New Media Uploader and Library
The system for uploading, previewing and inserting images has been completely overhauled. It should be far easier to drag, drop and arrange galleries.
New Twenty-Twelve Theme
Twenty-Twelve is the first native theme to implement Responsive Web Design techniques. While a large selection of third-party responsive templates are available, many websites stick with the default — they’ll be mobile-friendly from now on.

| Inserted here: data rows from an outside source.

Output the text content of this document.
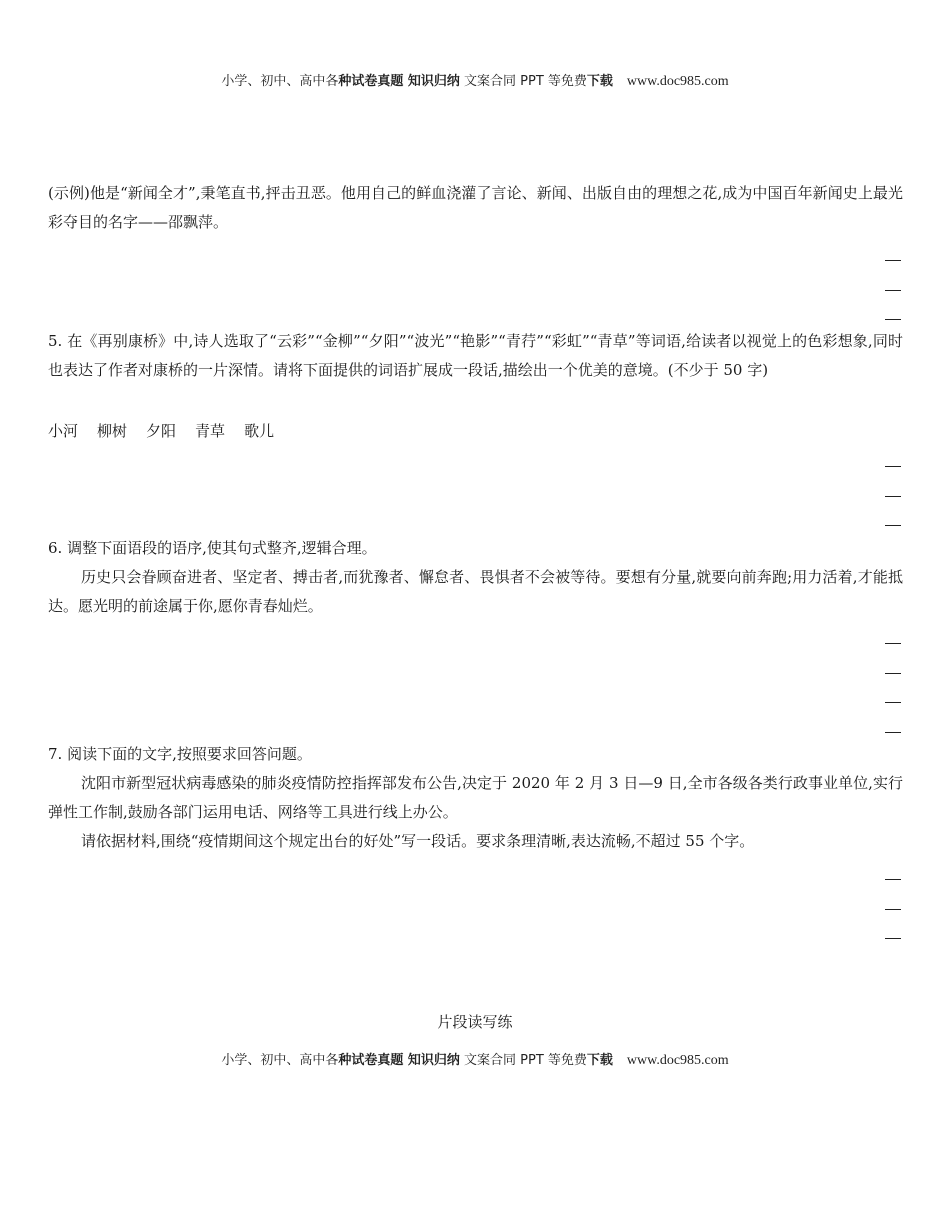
小学、初中、高中各种试卷真题 知识归纳 文案合同 PPT 等免费下载 www.doc985.com

(示例)他是“新闻全才”,秉笔直书,抨击丑恶。他用自己的鲜血浇灌了言论、新闻、出版自由的理想之花,成为中国百年新闻史上最光彩夺目的名字——邵飘萍。

5. 在《再别康桥》中,诗人选取了“云彩”“金柳”“夕阳”“波光”“艳影”“青荇”“彩虹”“青草”等词语,给读者以视觉上的色彩想象,同时也表达了作者对康桥的一片深情。请将下面提供的词语扩展成一段话,描绘出一个优美的意境。(不少于 50 字)

小河 柳树 夕阳 青草 歌儿

6. 调整下面语段的语序,使其句式整齐,逻辑合理。

历史只会眷顾奋进者、坚定者、搏击者,而犹豫者、懈怠者、畏惧者不会被等待。要想有分量,就要向前奔跑;用力活着,才能抵达。愿光明的前途属于你,愿你青春灿烂。

7. 阅读下面的文字,按照要求回答问题。

沈阳市新型冠状病毒感染的肺炎疫情防控指挥部发布公告,决定于 2020 年 2 月 3 日—9 日,全市各级各类行政事业单位,实行弹性工作制,鼓励各部门运用电话、网络等工具进行线上办公。

请依据材料,围绕“疫情期间这个规定出台的好处”写一段话。要求条理清晰,表达流畅,不超过 55 个字。

片段读写练
小学、初中、高中各种试卷真题 知识归纳 文案合同 PPT 等免费下载 www.doc985.com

The theme also includes a widget-enabled home page and the screen-legible Open Sans font from Google’s directory. Finally, it implements an extended set of post types:
- Standard — a standard blog post
- Aside — concise Tweet-like posts with no title
- Image — single images
- Link — links
- Quote — quotations
- Status — status updates
Any plugin can be marked as a “favorite” so it can be quickly installed and configured across all your WordPress installations.
No More Links
The Links facility has been banished. I never used it and I don’t know anyone who did. If that’s a deal-breaker for you, download the new Link Manager plugin to bring the functionality back.
Not enough? What about:
- oEmbed for easier media insertion from sites such as YouTube and Slideshare
- better keyboard navigation
- a new color picker
- improved accessibility
- mobile apps can integrate with XML-RPC (Remote Procedure Calls) which is now enabled by default
- a faster Posts API
- a new API to search through comments
- right-to-left language support
- UTF-8 encoding used by default.
Should I Upgrade?
Almost certainly. But I’d recommend doing so after a thorough test of your site, templates and plugins. Issues rarely arise, but the WordPress development team cannot possibly test every configuration or combination of theme and plugins.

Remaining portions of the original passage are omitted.